Schlauchlining unter enorm schwierigen Rahmenbedingungen ausgeführt

Kanal- und Verbautechnik

Ein technisch herausforderndes Schadensbild bot sich den Sanierungsexperten im Sammler Jensendamm.

Kanal- und Verbautechnik

Einzug eines GFK-Schlauchliners des Alpha-Liner-Systems.

Kiel (ABZ). – Der Regenwassersammler 800/1200 unter dem Jensendamm in der Kieler Innenstadt war 2015 aufgrund schwerer statischer Schäden ein akuter Sanierungsfall des höchsten Schwierigkeitsgrades. Die Rohrsanierung Jensen GmbH & Co. KG aus Bordesholm sanierte das Beton-Eiprofil durch Einbau eines mit UV-Licht ausgehärteten GFK-Schlauchliners in einem Projekt, das sowohl wegen des Schadensbildes als auch aufgrund der komplizierten Rahmenbedingungen extreme Anforderungen stellte.

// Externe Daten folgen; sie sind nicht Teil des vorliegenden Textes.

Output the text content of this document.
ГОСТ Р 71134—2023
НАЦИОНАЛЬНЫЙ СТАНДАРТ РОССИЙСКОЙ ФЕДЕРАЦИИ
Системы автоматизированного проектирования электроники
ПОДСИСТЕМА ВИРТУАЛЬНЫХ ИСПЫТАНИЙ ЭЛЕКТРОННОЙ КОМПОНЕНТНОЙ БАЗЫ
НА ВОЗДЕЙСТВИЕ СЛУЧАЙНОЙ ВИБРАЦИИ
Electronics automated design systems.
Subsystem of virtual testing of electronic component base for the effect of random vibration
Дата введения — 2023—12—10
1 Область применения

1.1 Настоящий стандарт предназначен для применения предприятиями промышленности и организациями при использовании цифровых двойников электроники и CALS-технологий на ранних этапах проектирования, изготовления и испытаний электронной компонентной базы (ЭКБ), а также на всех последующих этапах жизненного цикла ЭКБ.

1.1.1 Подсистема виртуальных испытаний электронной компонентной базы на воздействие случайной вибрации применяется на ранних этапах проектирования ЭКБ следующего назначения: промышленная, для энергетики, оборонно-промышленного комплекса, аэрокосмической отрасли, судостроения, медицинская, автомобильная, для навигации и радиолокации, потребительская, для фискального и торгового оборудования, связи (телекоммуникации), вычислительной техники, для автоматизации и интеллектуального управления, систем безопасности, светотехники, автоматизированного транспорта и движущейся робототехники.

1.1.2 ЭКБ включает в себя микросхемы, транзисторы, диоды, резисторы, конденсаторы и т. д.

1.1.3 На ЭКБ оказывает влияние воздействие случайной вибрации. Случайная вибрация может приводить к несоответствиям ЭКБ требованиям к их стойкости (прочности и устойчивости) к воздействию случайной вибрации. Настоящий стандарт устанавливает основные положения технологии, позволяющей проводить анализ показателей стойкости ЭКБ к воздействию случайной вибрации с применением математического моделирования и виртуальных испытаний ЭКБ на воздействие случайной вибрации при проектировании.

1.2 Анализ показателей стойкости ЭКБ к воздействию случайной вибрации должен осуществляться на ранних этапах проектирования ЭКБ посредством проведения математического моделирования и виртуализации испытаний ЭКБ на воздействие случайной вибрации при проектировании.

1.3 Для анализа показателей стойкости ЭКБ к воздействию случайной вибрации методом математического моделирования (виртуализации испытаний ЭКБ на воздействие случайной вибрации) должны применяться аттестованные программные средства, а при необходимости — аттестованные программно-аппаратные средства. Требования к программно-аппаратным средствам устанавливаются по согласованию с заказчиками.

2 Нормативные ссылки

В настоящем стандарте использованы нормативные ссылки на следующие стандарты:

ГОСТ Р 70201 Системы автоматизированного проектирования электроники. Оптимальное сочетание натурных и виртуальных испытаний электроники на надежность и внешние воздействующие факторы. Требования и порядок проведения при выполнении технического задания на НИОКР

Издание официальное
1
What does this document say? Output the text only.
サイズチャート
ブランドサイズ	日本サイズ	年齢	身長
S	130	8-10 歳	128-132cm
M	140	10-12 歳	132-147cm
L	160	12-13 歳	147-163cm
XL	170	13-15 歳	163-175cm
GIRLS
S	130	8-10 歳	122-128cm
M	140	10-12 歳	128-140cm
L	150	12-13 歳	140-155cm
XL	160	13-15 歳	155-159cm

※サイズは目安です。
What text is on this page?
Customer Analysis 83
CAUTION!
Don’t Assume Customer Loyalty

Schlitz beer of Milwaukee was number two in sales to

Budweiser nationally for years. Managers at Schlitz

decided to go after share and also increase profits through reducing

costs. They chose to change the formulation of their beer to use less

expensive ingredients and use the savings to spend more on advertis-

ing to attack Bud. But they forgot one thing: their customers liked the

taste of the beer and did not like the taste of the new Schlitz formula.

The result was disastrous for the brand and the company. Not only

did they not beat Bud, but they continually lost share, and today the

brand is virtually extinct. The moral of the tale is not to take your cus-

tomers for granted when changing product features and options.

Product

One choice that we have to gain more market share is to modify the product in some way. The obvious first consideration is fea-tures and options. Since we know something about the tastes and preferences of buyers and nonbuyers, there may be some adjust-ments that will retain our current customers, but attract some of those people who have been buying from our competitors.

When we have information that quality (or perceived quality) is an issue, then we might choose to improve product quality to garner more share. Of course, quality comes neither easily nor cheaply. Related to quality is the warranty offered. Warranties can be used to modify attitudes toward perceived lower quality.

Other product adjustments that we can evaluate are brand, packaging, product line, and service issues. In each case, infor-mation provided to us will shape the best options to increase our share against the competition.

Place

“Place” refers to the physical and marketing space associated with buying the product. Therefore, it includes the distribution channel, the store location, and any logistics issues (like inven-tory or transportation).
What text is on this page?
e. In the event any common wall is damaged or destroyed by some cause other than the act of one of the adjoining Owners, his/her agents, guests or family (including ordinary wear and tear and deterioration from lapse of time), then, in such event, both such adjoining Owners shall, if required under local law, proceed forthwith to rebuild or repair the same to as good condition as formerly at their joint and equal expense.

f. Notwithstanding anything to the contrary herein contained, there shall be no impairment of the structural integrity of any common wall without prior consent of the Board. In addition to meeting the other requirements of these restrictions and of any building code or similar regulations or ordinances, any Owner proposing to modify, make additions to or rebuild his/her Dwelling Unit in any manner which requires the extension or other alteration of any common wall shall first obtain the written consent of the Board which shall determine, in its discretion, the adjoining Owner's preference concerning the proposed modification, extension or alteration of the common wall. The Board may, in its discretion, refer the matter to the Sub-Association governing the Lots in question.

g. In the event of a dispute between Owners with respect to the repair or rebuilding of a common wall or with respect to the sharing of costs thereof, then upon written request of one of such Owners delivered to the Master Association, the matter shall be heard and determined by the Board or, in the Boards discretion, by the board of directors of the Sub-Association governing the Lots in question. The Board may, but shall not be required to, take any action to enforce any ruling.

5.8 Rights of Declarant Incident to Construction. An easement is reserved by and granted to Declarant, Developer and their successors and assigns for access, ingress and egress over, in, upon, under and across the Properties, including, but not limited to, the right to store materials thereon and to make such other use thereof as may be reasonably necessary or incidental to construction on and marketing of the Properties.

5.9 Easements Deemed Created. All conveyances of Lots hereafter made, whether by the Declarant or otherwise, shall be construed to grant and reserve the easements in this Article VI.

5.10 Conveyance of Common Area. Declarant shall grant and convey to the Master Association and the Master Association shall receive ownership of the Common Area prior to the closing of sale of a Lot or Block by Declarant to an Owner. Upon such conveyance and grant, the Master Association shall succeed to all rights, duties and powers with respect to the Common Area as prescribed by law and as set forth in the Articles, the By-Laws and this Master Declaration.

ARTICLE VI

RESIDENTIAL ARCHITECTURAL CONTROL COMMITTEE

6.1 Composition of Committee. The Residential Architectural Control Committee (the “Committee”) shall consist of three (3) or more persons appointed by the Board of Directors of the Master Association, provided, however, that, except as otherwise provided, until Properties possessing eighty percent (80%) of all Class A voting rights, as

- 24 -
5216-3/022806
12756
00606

Ein stark geschädigter, begehbarer Betonkanal tief im Grundwasser auf einer äußerst sensiblen Trasse im Kern einer Großstadt – das beschreibt eigentlich alles, was ein rundum "spannendes" Kanalsanierungsprojekt mitbringen muss. Vollständig gegeben waren diese Voraussetzungen 2015 im Falle des Regenwassersammlers unter dem Jensendamm in Kiel. Das ca. 100 Jahre alte Beton-Eiprofil 800/1200 entwässert große Teile der Kieler City. Da das Bauwerk dem Ufer des "Kleinen Kiel", einem Gewässer im größten innerstädtischen Naherholungsgebiet der Landeshauptstadt, unmittelbar folgt, steht dauerhaft Grundwasserdruck bis weit über Rohrscheitel auf dem Sammler. Hinzu kommt, dass der Kleine Kiel über den Bootshafen mit den wechselnden Wasserständen in der Kieler Förde kommuniziert. Massiver Fremdwassereintritt auf voller Länge des Sammlers und sehr hohe statische Dauerlasten gehörten zu den Anlässen bzw. Randbedingungen der Sanierungsplanung. Ein offenes Großbauvorhaben mitten in der City bzw. in der wichtigsten Innerstädtischen Grünzone galt es dabei unbedingt zu vermeiden.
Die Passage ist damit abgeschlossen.